COMPARING THE CANDIDATES ON OTHER ISSUES
Ernst says Congress must protect promises made to seniors and those already on the path toward retirement. However, Congress must also consider moving new entrants in the workforce toward a new, more viable system that may include savings accounts that are either fully or partially invested in the markets or interest-bearing accounts, she says.
Braley says Congress must honor the promise of Social Security, and minor tweaks to the program will ensure it will be around for years to come. He says he would consider proposals that require the wealthiest Americans earning income beyond a certain level to pay more Social Security taxes.
Ernst says she does not support any plan that changes the benefits for Americans already on Medicare. However, Congress must make this unfunded liability more efficient for the program to survive the next decade, she adds. Any such discussion must begin with a focus on curbing Medicare fraud and negligent oversight, Ernst says. With alleged improper Medicare payments costing almost $50 billion last year alone, this is an immediate area where Congress can have a short-term impact while debating ways to make the system more effective over the long term, she says.
Braley says people who have paid into Medicare their entire lives should be able to count on it when they retire. He opposes plans that would transition Medicare into a voucher system. He suggests securing Medicare for future generations and saving taxpayers money by reforming the way Medicare pays medical professionals to reward quality of care and good patient outcomes rather than the number of services provided.
Ernst says she supports a plan proposed by U.S. Sen. Chuck Grassley, R-Ia., who has sought to better define what qualifies a farmer as being "actively engaged" in farming. Reforms and restrictions on payments are needed so that those who are skirting the meaning and intent of the program do not benefit at taxpayers' expense, she says.
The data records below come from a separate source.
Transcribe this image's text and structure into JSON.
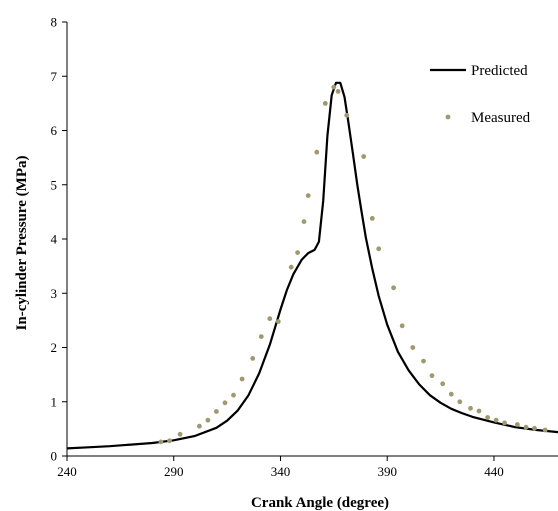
{
  "chart_data": {
    "type": "line",
    "title": "",
    "xlabel": "Crank Angle (degree)",
    "ylabel": "In-cylinder Pressure (MPa)",
    "xlim": [
      240,
      470
    ],
    "ylim": [
      0,
      8
    ],
    "x_ticks": [
      240,
      290,
      340,
      390,
      440
    ],
    "y_ticks": [
      0,
      1,
      2,
      3,
      4,
      5,
      6,
      7,
      8
    ],
    "grid": false,
    "legend_position": "top-right",
    "series": [
      {
        "name": "Predicted",
        "style": "line",
        "color": "#000000",
        "x": [
          240,
          250,
          260,
          270,
          280,
          290,
          300,
          310,
          315,
          320,
          325,
          330,
          335,
          340,
          343,
          346,
          350,
          353,
          356,
          358,
          360,
          362,
          364,
          366,
          368,
          370,
          372,
          374,
          376,
          378,
          380,
          383,
          386,
          390,
          395,
          400,
          405,
          410,
          415,
          420,
          425,
          430,
          440,
          450,
          460,
          470
        ],
        "y": [
          0.14,
          0.16,
          0.18,
          0.21,
          0.24,
          0.29,
          0.37,
          0.52,
          0.65,
          0.84,
          1.12,
          1.52,
          2.05,
          2.7,
          3.06,
          3.35,
          3.62,
          3.74,
          3.8,
          3.95,
          4.7,
          5.9,
          6.65,
          6.88,
          6.88,
          6.62,
          6.1,
          5.55,
          5.0,
          4.5,
          4.02,
          3.45,
          2.95,
          2.42,
          1.92,
          1.58,
          1.32,
          1.12,
          0.98,
          0.87,
          0.79,
          0.72,
          0.62,
          0.53,
          0.48,
          0.44
        ]
      },
      {
        "name": "Measured",
        "style": "points",
        "color": "#a09870",
        "x": [
          284,
          288,
          293,
          302,
          306,
          310,
          314,
          318,
          322,
          327,
          331,
          335,
          339,
          345,
          348,
          351,
          353,
          357,
          361,
          365,
          367,
          371,
          379,
          383,
          386,
          393,
          397,
          402,
          407,
          411,
          416,
          420,
          424,
          429,
          433,
          437,
          441,
          445,
          451,
          455,
          459,
          464
        ],
        "y": [
          0.26,
          0.28,
          0.4,
          0.55,
          0.66,
          0.82,
          0.98,
          1.12,
          1.42,
          1.8,
          2.2,
          2.53,
          2.48,
          3.48,
          3.75,
          4.32,
          4.8,
          5.6,
          6.5,
          6.8,
          6.72,
          6.28,
          5.52,
          4.38,
          3.82,
          3.1,
          2.4,
          2.0,
          1.75,
          1.48,
          1.33,
          1.14,
          1.0,
          0.88,
          0.83,
          0.71,
          0.66,
          0.61,
          0.58,
          0.53,
          0.51,
          0.48
        ]
      }
    ]
  }
}
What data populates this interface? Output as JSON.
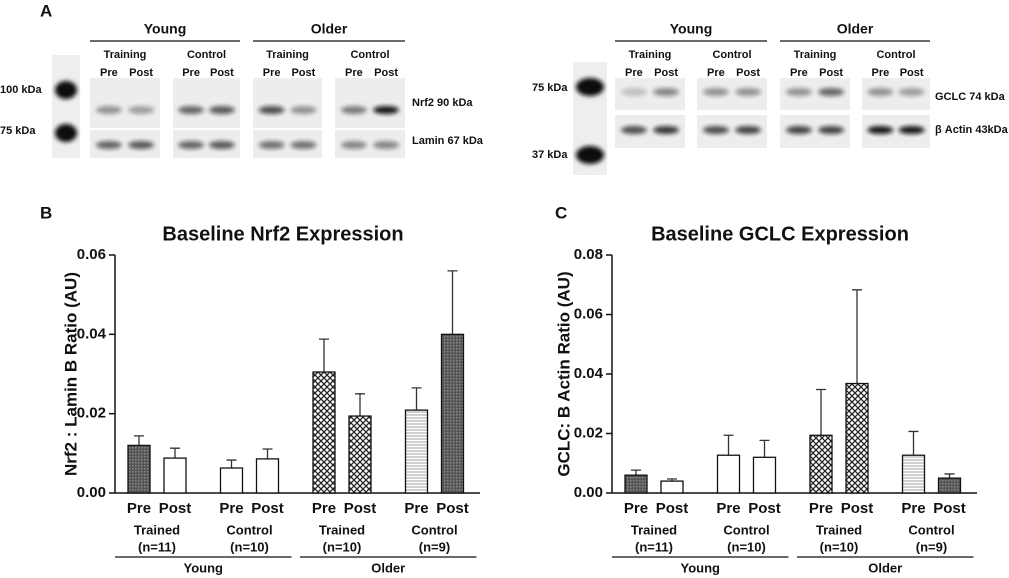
{
  "panel_label": "A",
  "blots": [
    {
      "ladder": [
        "100 kDa",
        "75 kDa"
      ],
      "groups": [
        {
          "label": "Young",
          "subgroups": [
            {
              "label": "Training",
              "lanes": [
                "Pre",
                "Post"
              ]
            },
            {
              "label": "Control",
              "lanes": [
                "Pre",
                "Post"
              ]
            }
          ]
        },
        {
          "label": "Older",
          "subgroups": [
            {
              "label": "Training",
              "lanes": [
                "Pre",
                "Post"
              ]
            },
            {
              "label": "Control",
              "lanes": [
                "Pre",
                "Post"
              ]
            }
          ]
        }
      ],
      "bands": [
        "Nrf2 90 kDa",
        "Lamin 67 kDa"
      ]
    },
    {
      "ladder": [
        "75 kDa",
        "37 kDa"
      ],
      "groups": [
        {
          "label": "Young",
          "subgroups": [
            {
              "label": "Training",
              "lanes": [
                "Pre",
                "Post"
              ]
            },
            {
              "label": "Control",
              "lanes": [
                "Pre",
                "Post"
              ]
            }
          ]
        },
        {
          "label": "Older",
          "subgroups": [
            {
              "label": "Training",
              "lanes": [
                "Pre",
                "Post"
              ]
            },
            {
              "label": "Control",
              "lanes": [
                "Pre",
                "Post"
              ]
            }
          ]
        }
      ],
      "bands": [
        "GCLC 74 kDa",
        "β Actin 43kDa"
      ]
    }
  ],
  "chart_data": [
    {
      "panel_label": "B",
      "type": "bar",
      "title": "Baseline Nrf2 Expression",
      "y_label": "Nrf2 : Lamin B Ratio (AU)",
      "categories": [
        "Pre",
        "Post",
        "Pre",
        "Post",
        "Pre",
        "Post",
        "Pre",
        "Post"
      ],
      "values": [
        0.012,
        0.0088,
        0.0063,
        0.0086,
        0.0305,
        0.0194,
        0.0209,
        0.04
      ],
      "errors": [
        0.0024,
        0.0025,
        0.002,
        0.0025,
        0.0083,
        0.0056,
        0.0056,
        0.016
      ],
      "fills": [
        "dark",
        "white",
        "white",
        "white",
        "checker",
        "checker",
        "striped",
        "dark"
      ],
      "groups": [
        {
          "label": "Trained",
          "n": "(n=11)"
        },
        {
          "label": "Control",
          "n": "(n=10)"
        },
        {
          "label": "Trained",
          "n": "(n=10)"
        },
        {
          "label": "Control",
          "n": "(n=9)"
        }
      ],
      "supergroups": [
        "Young",
        "Older"
      ],
      "ylim": [
        0,
        0.06
      ],
      "yticks": [
        {
          "value": 0,
          "label": "0.00"
        },
        0.02,
        0.04,
        0.06
      ]
    },
    {
      "panel_label": "C",
      "type": "bar",
      "title": "Baseline GCLC Expression",
      "y_label": "GCLC: B Actin Ratio (AU)",
      "categories": [
        "Pre",
        "Post",
        "Pre",
        "Post",
        "Pre",
        "Post",
        "Pre",
        "Post"
      ],
      "values": [
        0.006,
        0.004,
        0.0127,
        0.012,
        0.0194,
        0.0368,
        0.0127,
        0.005
      ],
      "errors": [
        0.0017,
        0.0007,
        0.0067,
        0.0057,
        0.0154,
        0.0315,
        0.008,
        0.0014
      ],
      "fills": [
        "dark",
        "white",
        "white",
        "white",
        "checker",
        "checker",
        "striped",
        "dark"
      ],
      "groups": [
        {
          "label": "Trained",
          "n": "(n=11)"
        },
        {
          "label": "Control",
          "n": "(n=10)"
        },
        {
          "label": "Trained",
          "n": "(n=10)"
        },
        {
          "label": "Control",
          "n": "(n=9)"
        }
      ],
      "supergroups": [
        "Young",
        "Older"
      ],
      "ylim": [
        0,
        0.08
      ],
      "yticks": [
        {
          "value": 0,
          "label": "0.00"
        },
        0.02,
        0.04,
        0.06,
        0.08
      ]
    }
  ]
}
Braley also says he supports reining in farm subsidies. When Congress passed a new farm bill earlier this year, it saved taxpayers $40 billion by eliminating what he describes as a flawed direct payments system. The new farm bill creates two program options farmers can choose from to help out when times are tough to prevent drastic losses and keep food prices from spiking, he says. To ensure these payments are reasonable, Braley says he backed a cap on the amount of these payments to farmers. Congress needs to make sure these farm programs target small- and medium-sized farmers, and help those trying to begin farming, he says.
Democrat Bruce Braley is squaring off against Republican Joni Ernst in the general election. There are four other candidates in the race: Bob Quast with Bob Quast for Term Limits; Rick Stewart, an independent; Douglas Butzier of the Libertarian Party; and Ruth Smith, no party.